MerahPutih.Com - Para mahasiswa Sulawesi Tengah (Sulteng) yang sedang kuliah di Yogyakarta mulai kesulitan uang. Kiriman bulanan terhenti pasca gempa dan tsunami yang melanda Palu dan Donggala pada 28 September 2018.

Mereka terpaksa menahan lapar dan menumpang hidup di indekos mahasiswa lainnya. Adapula mahasiswa yang menumpang di Posko Peduli Sulteng yang dibuka oleh mahasiswa Sulteng di Yogyakarta.

Panitia Posko Peduli Sulteng-Yogyakarta, Ardiansyah Ahmad mengatakan sebagian besar mahasiswa masih menggantungkan hidupnya dari kiriman orang tua. Usai bencana terjadi, persediaan uang mereka mulai menipis. Namun disisi lain mereka harus membayar uang bulanan indekos, biaya kuliah serta biaya hidup sehari-hari.

"Ada beberapa orang yang sudah diusir dari kosan karena ga mampu bayar uang bulanan," kata Ardi di Posko Peduli Sulteng di Jalan Bintaran, Yogyakarta, Kamis (4/10).

Para mahasiswa yang diusir terpaksa menginap di rumah teman-teman atau sanak saudaranya. Ada pula yang nekat pulang ke kampung halaman dengan membawa uang yang pas-pasan.

Para Mahasiswa Sulteng yang terusir dari Kosan
Mahasiswa Sulteng yang terusir dari kos-kosan bertahan menumpang di tempat teman (MP/Teresa Ika)

Untuk menyambung hidup, mereka makan seadanya. Bahkan ada beberapa yang menahan lapar demi menghemat uang. Ada juga yang bertahan hidup karena dapat bantuan makananan dan uang dari teman-temannya.

"Untuk uang SPP, mereka juga belum bisa membayarnya. Ada yang berencana cuti satu semester untuk menghindari beban biaya,"jelasnya.

Di sisi lain ada banyak mahasiswa yang belum bisa berkomunikasi dan mengetahui kondiai sanak keluarganya.
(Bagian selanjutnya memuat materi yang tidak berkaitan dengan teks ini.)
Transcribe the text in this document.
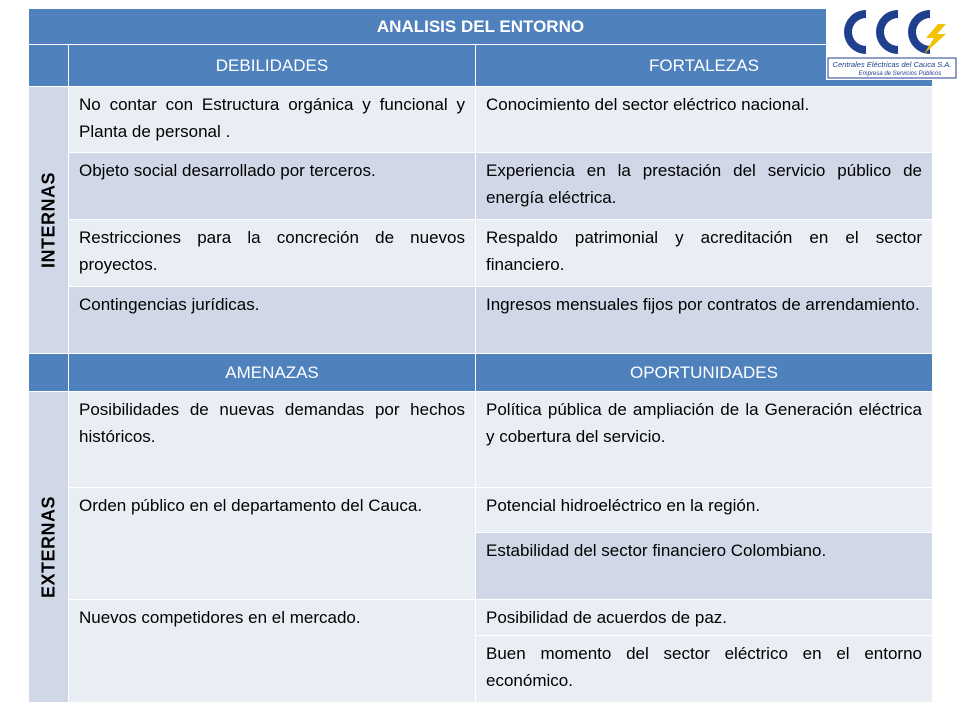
ANALISIS DEL ENTORNO		
	DEBILIDADES	FORTALEZAS

INTERNAS	No contar con Estructura orgánica y funcional y Planta de personal .	Conocimiento del sector eléctrico nacional.
	Objeto social desarrollado por terceros.	Experiencia en la prestación del servicio público de energía eléctrica.
	Restricciones para la concreción de nuevos proyectos.	Respaldo patrimonial y acreditación en el sector financiero.
	Contingencias jurídicas.	Ingresos mensuales fijos por contratos de arrendamiento.
	AMENAZAS	OPORTUNIDADES

EXTERNAS	Posibilidades de nuevas demandas por hechos históricos.	Política pública de ampliación de la Generación eléctrica y cobertura del servicio.
	Orden público en el departamento del Cauca.	Potencial hidroeléctrico en la región.
		Estabilidad del sector financiero Colombiano.
	Nuevos competidores en el mercado.	Posibilidad de acuerdos de paz.
		Buen momento del sector eléctrico en el entorno económico.
Centrales Eléctricas del Cauca S.A.
Empresa de Servicios Públicos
Mereka masih cemas menanti kabar dari keluarga.

Usai gempa dan tsunami, para mahasiswa satu persatu mendatangi Posko Peduli Sulteng yang terletak di Asrama Mahasiswa Sulteng di Jalan Bintaran Yogyakarta. Mereka berkumpul bersama mahasiswa lainnya untuk meredakan duka dan gundah gulana yang dirasakan.

Ketua Posko Peduli Sulteng Yogyakarta Hendrawan mengatakan posko peduli Sulteng menyediakan tempat tinggal sementara dan makan gratis bagi mahasiswa yang terdampak bencana.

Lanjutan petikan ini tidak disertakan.